CC Vee-Dubble Feature: VW ’60 Metal Single Cab & ’58 Paper Microbus (Vintage Review)

Here’s a nifty ’60 VW single-cab pickup parked last week in front of a pop-up junque shop in the high street of Nelson, BC. The guy in the shop asked if I’m a vintage VW fan—he’d seen me taking pictures—and I said no (‘cos I’m not, though I had a real thing for the Herbie movies when I was in third grade) but I appreciate unusual old vehicles in good condition.

There’s a lot to like about this one. It’s clean, straight, thoughtfully outfitted, and appears to my uneducated eye substantially original (the original front indicator lenses were probably colourless; vehicle front turn signals in North America went from white to amber for ’63). Probably sounds nifty starting and driving around, too.

What about the lack o’ lacquer, though? Why isn’t this truck a little pile of reddish-brown dust? Come to find out the owner rubs it down with gun oil every two weeks. I guess that does it, because there it is; see for yourself!

I have a set of lovely new-in-box old era-correct European replaceable-bulb headlamp units for it, but I hadn’t them with me, so our shop finds had to be paid in money.
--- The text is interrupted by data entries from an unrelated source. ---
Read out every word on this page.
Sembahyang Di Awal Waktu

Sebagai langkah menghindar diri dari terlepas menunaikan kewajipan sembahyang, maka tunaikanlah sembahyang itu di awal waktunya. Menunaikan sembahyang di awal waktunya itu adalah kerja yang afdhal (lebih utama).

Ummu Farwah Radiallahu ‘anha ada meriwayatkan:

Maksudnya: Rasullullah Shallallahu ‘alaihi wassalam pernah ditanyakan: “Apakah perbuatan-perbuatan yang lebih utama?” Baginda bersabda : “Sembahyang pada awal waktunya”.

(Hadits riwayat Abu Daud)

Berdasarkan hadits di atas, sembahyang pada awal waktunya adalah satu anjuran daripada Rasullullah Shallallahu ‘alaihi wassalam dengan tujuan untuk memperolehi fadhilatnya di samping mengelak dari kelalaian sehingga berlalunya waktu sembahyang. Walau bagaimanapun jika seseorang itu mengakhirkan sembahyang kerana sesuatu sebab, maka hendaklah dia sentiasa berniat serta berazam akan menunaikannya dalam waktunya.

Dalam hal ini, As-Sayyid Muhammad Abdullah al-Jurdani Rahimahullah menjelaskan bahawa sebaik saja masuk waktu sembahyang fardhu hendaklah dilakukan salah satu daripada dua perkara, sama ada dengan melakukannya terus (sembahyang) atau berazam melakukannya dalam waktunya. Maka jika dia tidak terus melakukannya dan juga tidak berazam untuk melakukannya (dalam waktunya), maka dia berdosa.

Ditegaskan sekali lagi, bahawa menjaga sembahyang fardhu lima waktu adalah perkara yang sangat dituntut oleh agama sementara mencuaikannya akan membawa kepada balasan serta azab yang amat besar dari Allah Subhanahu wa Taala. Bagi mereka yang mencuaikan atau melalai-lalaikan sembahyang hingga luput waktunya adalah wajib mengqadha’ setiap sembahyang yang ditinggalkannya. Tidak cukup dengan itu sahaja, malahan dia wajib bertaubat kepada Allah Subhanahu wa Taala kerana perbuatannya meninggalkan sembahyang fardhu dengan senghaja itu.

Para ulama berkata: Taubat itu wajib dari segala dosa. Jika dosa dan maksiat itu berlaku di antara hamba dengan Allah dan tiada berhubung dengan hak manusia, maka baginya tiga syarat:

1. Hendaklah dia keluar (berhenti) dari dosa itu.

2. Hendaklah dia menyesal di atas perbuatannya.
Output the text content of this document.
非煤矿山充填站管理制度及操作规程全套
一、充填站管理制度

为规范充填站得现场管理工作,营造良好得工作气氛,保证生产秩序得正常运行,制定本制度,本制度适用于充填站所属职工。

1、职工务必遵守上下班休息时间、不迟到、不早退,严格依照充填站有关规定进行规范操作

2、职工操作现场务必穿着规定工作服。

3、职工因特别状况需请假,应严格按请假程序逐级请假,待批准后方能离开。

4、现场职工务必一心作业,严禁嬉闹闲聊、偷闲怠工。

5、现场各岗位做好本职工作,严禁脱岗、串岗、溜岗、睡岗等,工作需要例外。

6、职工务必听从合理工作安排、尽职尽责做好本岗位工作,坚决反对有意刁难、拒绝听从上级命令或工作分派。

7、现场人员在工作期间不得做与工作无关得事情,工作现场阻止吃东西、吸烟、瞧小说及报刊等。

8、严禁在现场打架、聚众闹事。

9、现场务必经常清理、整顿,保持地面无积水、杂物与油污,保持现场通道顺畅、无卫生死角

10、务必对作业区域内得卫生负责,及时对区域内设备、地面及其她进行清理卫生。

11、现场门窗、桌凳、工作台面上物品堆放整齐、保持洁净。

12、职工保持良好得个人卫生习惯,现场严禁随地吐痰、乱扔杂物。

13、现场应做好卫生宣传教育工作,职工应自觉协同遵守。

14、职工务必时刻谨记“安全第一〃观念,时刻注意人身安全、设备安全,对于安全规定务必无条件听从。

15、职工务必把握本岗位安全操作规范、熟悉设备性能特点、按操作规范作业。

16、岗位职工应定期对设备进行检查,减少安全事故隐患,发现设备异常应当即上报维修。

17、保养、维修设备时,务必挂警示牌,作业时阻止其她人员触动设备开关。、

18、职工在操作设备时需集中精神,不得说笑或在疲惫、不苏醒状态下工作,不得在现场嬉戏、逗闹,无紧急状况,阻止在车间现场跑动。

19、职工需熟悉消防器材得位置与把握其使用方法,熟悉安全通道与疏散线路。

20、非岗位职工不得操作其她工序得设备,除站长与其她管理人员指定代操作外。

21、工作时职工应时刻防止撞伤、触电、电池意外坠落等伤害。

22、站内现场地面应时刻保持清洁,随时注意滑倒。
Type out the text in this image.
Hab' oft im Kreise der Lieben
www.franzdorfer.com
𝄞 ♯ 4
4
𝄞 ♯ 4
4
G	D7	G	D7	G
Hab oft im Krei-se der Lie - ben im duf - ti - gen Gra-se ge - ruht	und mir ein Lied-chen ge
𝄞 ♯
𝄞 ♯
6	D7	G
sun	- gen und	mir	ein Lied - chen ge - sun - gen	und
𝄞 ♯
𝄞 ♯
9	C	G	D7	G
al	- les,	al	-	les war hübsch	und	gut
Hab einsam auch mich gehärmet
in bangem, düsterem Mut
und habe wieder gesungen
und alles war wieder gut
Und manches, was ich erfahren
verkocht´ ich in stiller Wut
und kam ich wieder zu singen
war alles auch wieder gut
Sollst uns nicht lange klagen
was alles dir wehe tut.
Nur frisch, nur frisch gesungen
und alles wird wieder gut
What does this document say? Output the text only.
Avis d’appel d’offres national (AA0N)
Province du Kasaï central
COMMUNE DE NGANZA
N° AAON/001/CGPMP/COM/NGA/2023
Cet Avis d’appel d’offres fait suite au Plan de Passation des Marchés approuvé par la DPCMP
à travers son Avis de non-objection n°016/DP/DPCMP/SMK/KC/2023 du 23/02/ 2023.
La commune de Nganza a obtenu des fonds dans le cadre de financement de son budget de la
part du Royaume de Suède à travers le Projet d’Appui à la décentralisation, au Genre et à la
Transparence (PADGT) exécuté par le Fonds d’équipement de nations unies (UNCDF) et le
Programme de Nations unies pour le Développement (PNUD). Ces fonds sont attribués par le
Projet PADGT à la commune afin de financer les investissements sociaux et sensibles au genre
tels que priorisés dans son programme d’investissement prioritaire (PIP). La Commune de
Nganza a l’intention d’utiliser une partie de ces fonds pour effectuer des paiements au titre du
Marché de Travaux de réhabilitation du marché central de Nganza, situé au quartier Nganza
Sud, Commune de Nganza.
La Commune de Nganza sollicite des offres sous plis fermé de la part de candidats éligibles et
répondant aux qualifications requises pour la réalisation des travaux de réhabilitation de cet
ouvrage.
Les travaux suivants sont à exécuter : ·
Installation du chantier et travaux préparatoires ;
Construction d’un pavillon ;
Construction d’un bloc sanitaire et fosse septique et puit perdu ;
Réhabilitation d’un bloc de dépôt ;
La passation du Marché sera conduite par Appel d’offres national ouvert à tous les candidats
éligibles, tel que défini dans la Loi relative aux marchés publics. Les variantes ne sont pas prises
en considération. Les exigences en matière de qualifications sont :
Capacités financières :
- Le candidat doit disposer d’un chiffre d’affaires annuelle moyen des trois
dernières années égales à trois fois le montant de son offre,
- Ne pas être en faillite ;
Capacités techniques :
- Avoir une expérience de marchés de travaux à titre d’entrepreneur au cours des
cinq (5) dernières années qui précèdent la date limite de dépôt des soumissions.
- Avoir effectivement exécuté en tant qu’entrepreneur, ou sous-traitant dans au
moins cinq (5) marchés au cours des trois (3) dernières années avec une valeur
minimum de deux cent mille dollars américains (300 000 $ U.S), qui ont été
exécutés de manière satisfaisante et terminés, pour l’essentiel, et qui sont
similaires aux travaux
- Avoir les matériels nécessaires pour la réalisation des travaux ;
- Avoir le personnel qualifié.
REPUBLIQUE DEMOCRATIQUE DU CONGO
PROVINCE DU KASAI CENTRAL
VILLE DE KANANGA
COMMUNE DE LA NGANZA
And now for some context of how these early VW trucks and buses compared to the overwhelmingly dominant domestic makers’ offerings in the United States; here’s a vintage review from the October 1958 issue of “Science and Mechanics”, a lesser-known competitor to the likes of “Popular Mechanics” and “Popular Science”. S&M’s road tests included unusually extensive and detailed specifications, figures, and test results. The author, brimming with the casual sexism of the day, has a bit of a temper tantrum about the ascent of the automatic transmission, but all in all it’s a piece worth reading; click the magazine cover and a PDF of the article opens in a new tab.

(My father had this magazine—he’d’ve been 16 when it hit the newsstands, and bought it for its project articles—and it survived long enough for me to read it as a gradeschooler: “Mom, what does ‘mit der’ mean? Why does this say ‘make mit der engine revolutions’?”. But it was pretty well worn out by the time I lost it. Awhile back I took a notion to replace it, which wouldn’t’ve taken long on eBay but I’d forgot what issue of which lesser-known title I was seeking, so I had to be vague with my keywords and sift through a bunch of chaff before the wheat eventually revealed itself.)